Uber Eats is a pretty straightforward concept: You order food from a restaurant, and an Uber driver delivers it to you. But Uber has been testing a new service that eliminates the seemingly most important part of that equation: the driver (and not by replacing that person with a drone). Instead, the brand is testing letting users order on the app and then going to the restaurant to eat anyway. Meet Uber Eats Dine-in.

Dine-in is as contradictory as it is potentially genius — allowing Uber’s “delivery” service to take a cut on what isn’t far off from a normal restaurant experience simply by serving as a digital cashier/waiter, a nice revenue stream if you can get it. Uber Eats quietly launched the new Dine-in option — which, when available, can be found next to the Delivery and Pickup options in the app — in select cities back in November, a spokesperson confirmed to Eater. Dine-in can currently be found in Dallas, Austin, Tucson, and San Diego, giving diners the ability to “choose to sit in the restaurant to eat your food,” as Uber puts it. The option is apparently free for users, though they can choose to tip the restaurant in the app.

“We want to enable restaurants to focus on what they’re best at — making amazing food and providing top-notch service,” the spokesperson wrote to Eater, explaining that the Dine-in feature can be seen as a form of advertising that allows customers to find restaurants through the Uber app. “By allowing customers to order and pay in the app, we streamline the experience for both the customers and the restaurant.” (Of course, the cost of that streamlining likely still comes in the form of a cut of the profits from each order, as it does with delivered food.)

Speaking of customers, Dine-in has potential benefits for them, too. If you’re in a hurry or simply don’t feel like standing in line or waiting for a server, ordering ahead will definitely speed up a meal, all without ever having to reach for your wallet. (Dine-in would seem more tailor-made for quick-service restaurants than for full-service ones.) Dine-in even allows users to schedule when they want their food to be ready, meaning something like grabbing a bite before a movie should be able to go off without a hitch.

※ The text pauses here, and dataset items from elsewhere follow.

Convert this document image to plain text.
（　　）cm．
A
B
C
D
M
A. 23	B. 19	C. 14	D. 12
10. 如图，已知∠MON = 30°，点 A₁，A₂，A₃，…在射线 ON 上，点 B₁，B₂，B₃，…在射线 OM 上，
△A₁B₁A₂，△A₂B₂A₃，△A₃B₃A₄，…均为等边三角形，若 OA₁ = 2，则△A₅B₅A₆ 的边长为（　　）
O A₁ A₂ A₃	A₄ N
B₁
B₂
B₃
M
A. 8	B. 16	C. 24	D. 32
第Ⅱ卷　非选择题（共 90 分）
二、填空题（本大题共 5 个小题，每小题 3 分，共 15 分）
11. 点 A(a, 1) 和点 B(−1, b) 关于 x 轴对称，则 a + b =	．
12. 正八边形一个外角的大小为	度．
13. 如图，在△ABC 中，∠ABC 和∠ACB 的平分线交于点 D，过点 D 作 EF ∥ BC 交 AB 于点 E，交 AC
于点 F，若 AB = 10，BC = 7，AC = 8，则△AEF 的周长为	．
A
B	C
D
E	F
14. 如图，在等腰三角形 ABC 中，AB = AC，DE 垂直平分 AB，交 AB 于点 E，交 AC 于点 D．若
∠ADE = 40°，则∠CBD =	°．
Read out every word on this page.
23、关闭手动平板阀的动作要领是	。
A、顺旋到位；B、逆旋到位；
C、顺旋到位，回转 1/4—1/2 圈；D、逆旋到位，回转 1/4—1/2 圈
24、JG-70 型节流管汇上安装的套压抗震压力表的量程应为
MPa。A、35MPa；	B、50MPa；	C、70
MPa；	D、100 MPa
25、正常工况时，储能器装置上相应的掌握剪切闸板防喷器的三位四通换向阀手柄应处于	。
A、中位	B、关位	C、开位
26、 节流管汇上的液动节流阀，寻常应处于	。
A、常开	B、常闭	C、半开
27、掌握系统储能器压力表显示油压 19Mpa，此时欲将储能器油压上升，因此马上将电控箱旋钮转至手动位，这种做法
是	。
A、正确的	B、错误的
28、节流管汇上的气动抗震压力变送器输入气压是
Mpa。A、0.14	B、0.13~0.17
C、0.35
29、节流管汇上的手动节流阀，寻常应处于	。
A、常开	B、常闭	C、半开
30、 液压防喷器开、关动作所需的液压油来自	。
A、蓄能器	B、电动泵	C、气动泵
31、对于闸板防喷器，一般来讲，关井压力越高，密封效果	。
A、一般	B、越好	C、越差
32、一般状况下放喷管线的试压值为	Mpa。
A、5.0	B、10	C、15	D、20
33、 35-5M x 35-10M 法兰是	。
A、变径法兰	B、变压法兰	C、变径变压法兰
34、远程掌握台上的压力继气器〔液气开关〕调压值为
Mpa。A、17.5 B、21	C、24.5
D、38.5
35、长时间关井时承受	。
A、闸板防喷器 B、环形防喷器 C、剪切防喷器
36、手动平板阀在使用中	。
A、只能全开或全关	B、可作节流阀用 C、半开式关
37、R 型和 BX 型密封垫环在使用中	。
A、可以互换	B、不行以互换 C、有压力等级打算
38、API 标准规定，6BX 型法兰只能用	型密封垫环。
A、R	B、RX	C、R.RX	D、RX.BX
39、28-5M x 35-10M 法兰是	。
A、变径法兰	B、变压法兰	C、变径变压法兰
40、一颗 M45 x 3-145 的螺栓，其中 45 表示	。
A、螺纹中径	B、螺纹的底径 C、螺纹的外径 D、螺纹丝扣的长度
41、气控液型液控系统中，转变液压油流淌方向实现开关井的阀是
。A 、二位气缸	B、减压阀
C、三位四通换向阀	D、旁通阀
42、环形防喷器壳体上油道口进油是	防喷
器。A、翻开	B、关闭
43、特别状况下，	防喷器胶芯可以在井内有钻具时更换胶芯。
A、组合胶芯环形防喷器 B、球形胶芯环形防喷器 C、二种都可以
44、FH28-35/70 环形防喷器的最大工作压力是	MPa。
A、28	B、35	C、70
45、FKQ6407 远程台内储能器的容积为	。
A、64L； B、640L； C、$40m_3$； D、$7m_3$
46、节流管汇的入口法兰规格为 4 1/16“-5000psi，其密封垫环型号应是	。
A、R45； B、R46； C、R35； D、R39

However, Dine-in has additional benefits for Uber, as well. For instance, how are you planning on getting to that restaurant? Maybe Uber can take you? Or let’s say Uber already knows you’re on the way to a restaurant: Why not order while you’re in the car? Dine-in can help further integrate Uber into an entire evening out. Now if only Uber could find a legal way to serve you a pre-dinner drink during the ride.